FG Theology and Matthew 7:21-23 (Part 2)

Part two of Matt Waymeyer's article at Pulpit Magazine...:

"A Misguided Hermeneutical Approach

The second problem is that the FG view apparently sees John 6:40 as the interpretative key which unlocks the hidden meaning of Matthew 7:21. There is nothing in the immediate context which leads the interpreter to understand “the will of the Father” as faith in Christ, and only when this meaning is imported from John 6:40 does this interpretation emerge. But where does that leave the original hearers’ of the Sermon on the Mount? Without a copy of the Gospel of John in their hip pockets, they would be left completely in the dark, with the true meaning of Matthew 7:21 hidden from their eyes.

On top of that, even if the original hearers had possessed the Gospel of John, what would compel them to look to John 6:40 to discover the meaning of Matthew 7:21? FG teachers confidently state that the meaning of “the will of the Father” in Matthew 7:21 can be found in John 6:40, but how do they know that? The whole approach seems to betray a desire to preserve FG theology. Unfortunately, it does so at the expense of the clear meaning of Matthew 7:21-23.

A Complete Misunderstanding of John 6:40

Thirdly, the FG explanation completely misinterprets John 6:40. In other words, this interpretation not only ignores key details in the immediate context of passage under consideration, but it also uses John 6:40 to import into Matthew 7:21-23 meaning which is not even found in John 6:40! Put simply, the will of the Father in John 6:40 is not God’s will for mankind, but rather God’s will for His Son Jesus.

Consider the verse in its context.

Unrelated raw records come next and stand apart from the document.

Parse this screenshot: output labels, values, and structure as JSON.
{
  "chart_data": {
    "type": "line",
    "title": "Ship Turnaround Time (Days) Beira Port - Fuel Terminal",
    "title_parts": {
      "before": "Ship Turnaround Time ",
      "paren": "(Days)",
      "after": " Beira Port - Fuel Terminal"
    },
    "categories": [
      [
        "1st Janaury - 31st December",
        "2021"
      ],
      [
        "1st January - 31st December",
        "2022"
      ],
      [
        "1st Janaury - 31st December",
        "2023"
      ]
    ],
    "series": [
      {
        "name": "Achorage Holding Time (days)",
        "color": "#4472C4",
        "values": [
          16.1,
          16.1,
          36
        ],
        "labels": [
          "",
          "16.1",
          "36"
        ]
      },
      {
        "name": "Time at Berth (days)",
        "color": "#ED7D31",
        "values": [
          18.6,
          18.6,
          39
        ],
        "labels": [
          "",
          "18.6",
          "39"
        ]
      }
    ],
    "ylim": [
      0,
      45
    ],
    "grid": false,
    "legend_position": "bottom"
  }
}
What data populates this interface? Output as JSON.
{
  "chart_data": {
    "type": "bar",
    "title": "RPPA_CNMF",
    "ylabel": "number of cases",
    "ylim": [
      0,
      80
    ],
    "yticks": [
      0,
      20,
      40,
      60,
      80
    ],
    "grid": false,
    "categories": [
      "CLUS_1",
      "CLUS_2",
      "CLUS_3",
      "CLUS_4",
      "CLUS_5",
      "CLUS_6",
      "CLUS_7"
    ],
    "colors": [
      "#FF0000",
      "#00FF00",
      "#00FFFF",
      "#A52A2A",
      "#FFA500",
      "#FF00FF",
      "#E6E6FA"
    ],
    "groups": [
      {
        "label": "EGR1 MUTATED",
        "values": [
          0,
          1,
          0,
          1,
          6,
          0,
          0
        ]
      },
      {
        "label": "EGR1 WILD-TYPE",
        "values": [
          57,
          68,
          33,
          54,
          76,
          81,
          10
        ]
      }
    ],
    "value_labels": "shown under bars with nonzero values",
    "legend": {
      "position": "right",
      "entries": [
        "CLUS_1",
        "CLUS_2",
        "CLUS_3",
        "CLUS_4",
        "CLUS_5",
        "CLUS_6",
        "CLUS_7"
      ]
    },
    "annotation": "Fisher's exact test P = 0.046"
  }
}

In John 6:38-40, Jesus says:

(38) For I have come down from heaven, not to do My own will, but the will of Him who sent Me. (39) This is the will of Him who sent Me, that of all that He has given Me I lose nothing, but raise it up on the last day. (40) For this is the will of My Father, that everyone who beholds the Son and believes in Him will have eternal life, and I Myself will raise him up on the last day.

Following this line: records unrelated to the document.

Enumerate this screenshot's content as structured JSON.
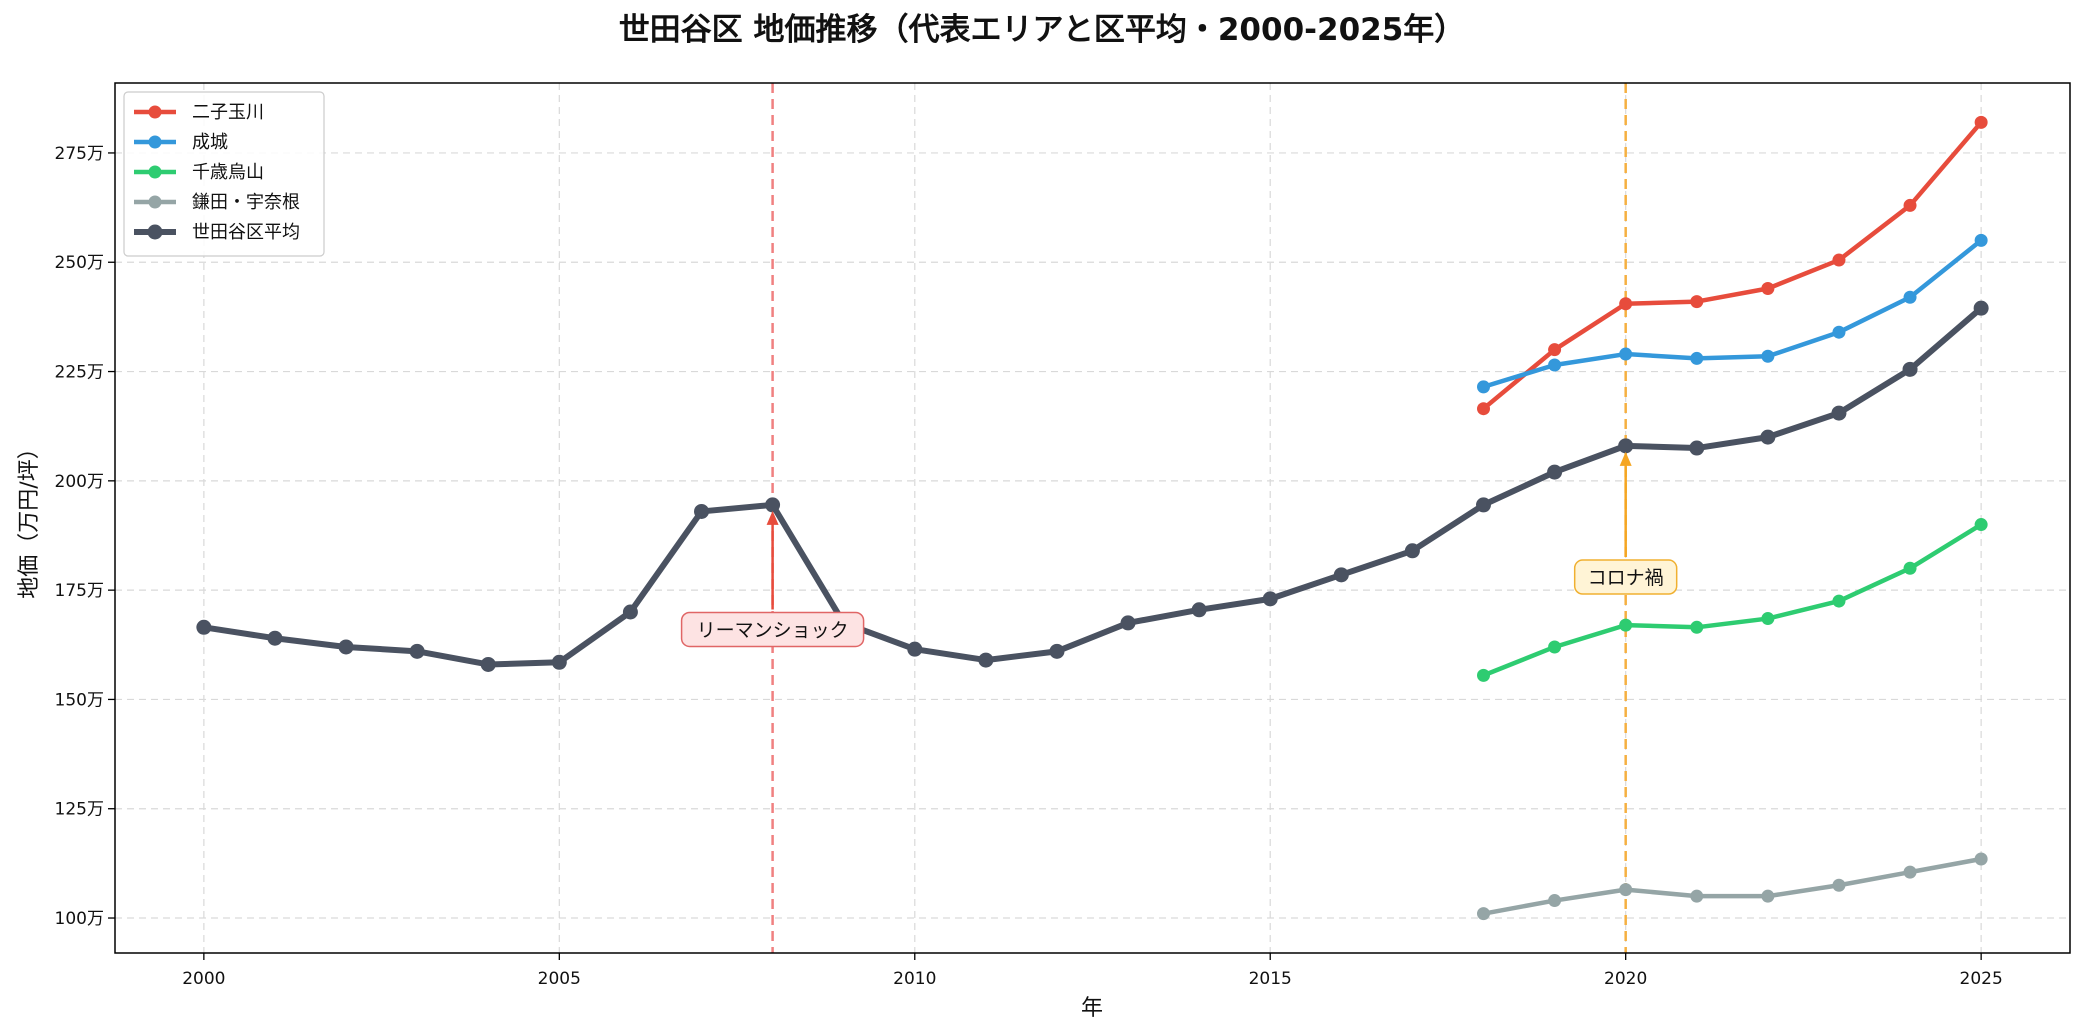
{
  "chart_data": {
    "type": "line",
    "title": "世田谷区 地価推移（代表エリアと区平均・2000-2025年）",
    "xlabel": "年",
    "ylabel": "地価（万円/坪）",
    "xlim": [
      1998.75,
      2026.25
    ],
    "ylim": [
      92,
      291
    ],
    "x_ticks": [
      2000,
      2005,
      2010,
      2015,
      2020,
      2025
    ],
    "y_ticks": [
      100,
      125,
      150,
      175,
      200,
      225,
      250,
      275
    ],
    "y_tick_labels": [
      "100万",
      "125万",
      "150万",
      "175万",
      "200万",
      "225万",
      "250万",
      "275万"
    ],
    "grid": true,
    "legend_position": "top-left",
    "series": [
      {
        "name": "二子玉川",
        "color": "#e74c3c",
        "x": [
          2018,
          2019,
          2020,
          2021,
          2022,
          2023,
          2024,
          2025
        ],
        "values": [
          216.5,
          230,
          240.5,
          241,
          244,
          250.5,
          263,
          282
        ]
      },
      {
        "name": "成城",
        "color": "#3498db",
        "x": [
          2018,
          2019,
          2020,
          2021,
          2022,
          2023,
          2024,
          2025
        ],
        "values": [
          221.5,
          226.5,
          229,
          228,
          228.5,
          234,
          242,
          255
        ]
      },
      {
        "name": "千歳烏山",
        "color": "#2ecc71",
        "x": [
          2018,
          2019,
          2020,
          2021,
          2022,
          2023,
          2024,
          2025
        ],
        "values": [
          155.5,
          162,
          167,
          166.5,
          168.5,
          172.5,
          180,
          190
        ]
      },
      {
        "name": "鎌田・宇奈根",
        "color": "#95a5a6",
        "x": [
          2018,
          2019,
          2020,
          2021,
          2022,
          2023,
          2024,
          2025
        ],
        "values": [
          101,
          104,
          106.5,
          105,
          105,
          107.5,
          110.5,
          113.5
        ]
      },
      {
        "name": "世田谷区平均",
        "color": "#4a5261",
        "x": [
          2000,
          2001,
          2002,
          2003,
          2004,
          2005,
          2006,
          2007,
          2008,
          2009,
          2010,
          2011,
          2012,
          2013,
          2014,
          2015,
          2016,
          2017,
          2018,
          2019,
          2020,
          2021,
          2022,
          2023,
          2024,
          2025
        ],
        "values": [
          166.5,
          164,
          162,
          161,
          158,
          158.5,
          170,
          193,
          194.5,
          167.5,
          161.5,
          159,
          161,
          167.5,
          170.5,
          173,
          178.5,
          184,
          194.5,
          202,
          208,
          207.5,
          210,
          215.5,
          225.5,
          239.5
        ]
      }
    ],
    "annotations": [
      {
        "text": "リーマンショック",
        "x": 2008,
        "y": 194.5,
        "text_x": 2008,
        "text_y": 166,
        "color": "#e74c3c",
        "box_fill": "#fde3e3",
        "box_edge": "#e06666"
      },
      {
        "text": "コロナ禍",
        "x": 2020,
        "y": 208,
        "text_x": 2020,
        "text_y": 178,
        "color": "#f5a623",
        "box_fill": "#fff4d6",
        "box_edge": "#f0b030"
      }
    ],
    "vlines": [
      {
        "x": 2008,
        "color": "#f08080"
      },
      {
        "x": 2020,
        "color": "#f5b041"
      }
    ]
  }
}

Verse 38 is simple enough: Jesus says He has come to do with the will of the Father. He follows this up in verse 39 by explaining what this will is: that He (that is Jesus) would lose none of those whom the Father has given to Him, but rather that He would raise up all of these believers on the last day. In verse 40, Jesus elaborates further on what He has said in verse 39 (indicated by the explanatory gar [“for”] at the beginning of v. 40) by again explaining the will of the Father for Jesus. The will of the Father, He says, is that all believers will have eternal life (the emphasis being not on the present possession of eternal life but on the future culmination of it). And who is going to make sure they have eternal life? Who is going to accomplish the Father’s will and guarantee this eternal life by raising believers up on the last day? Jesus! As He says at the end of verse 40: “I Myself will raise him up on the last day.” Jesus will indeed accomplish the will of Him who sent Him, and therein is the hope of the believer.

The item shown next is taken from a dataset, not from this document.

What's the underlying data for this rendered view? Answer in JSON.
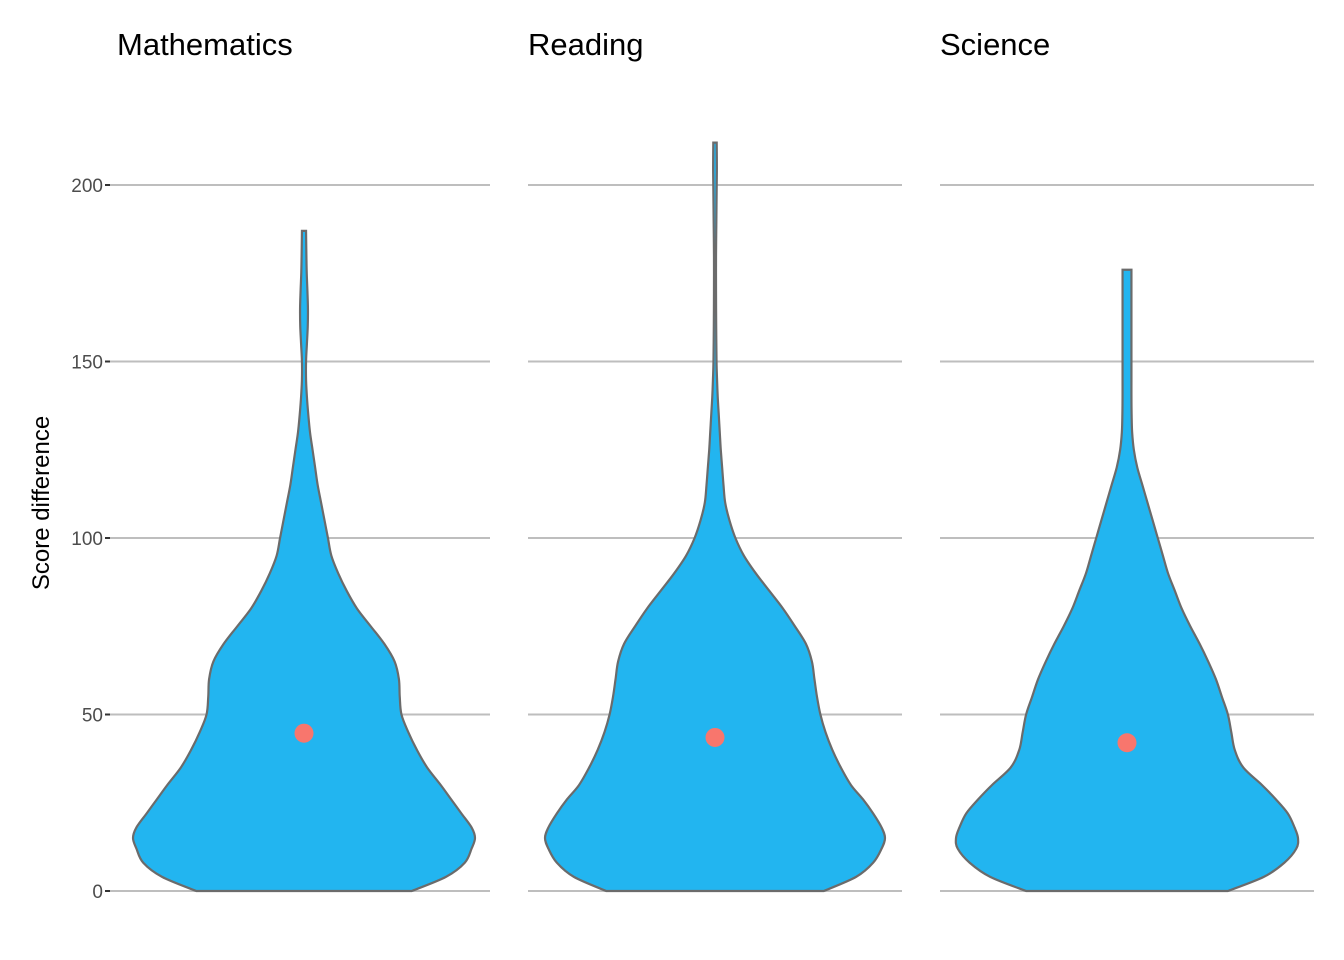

To summarize, the will of the Father in John 6:38-40 is not that people would believe—it is that those who do believe would have eternal life and that Jesus would guarantee this by raising them up on the last day. None whom the Father has given to the Son shall perish, because Jesus shall do the will of the Father. Therefore, to use John 6:40 to interpret Matthew 7:21 may seem to get FG off the hook, but it amounts to a careless handling of the Word of God. If FG teachers are determined to relieve the tension that exists between Matthew 7:21-23 and their theology, they will need to seek some other way to do it. My vote is that they jettison their theological system altogether."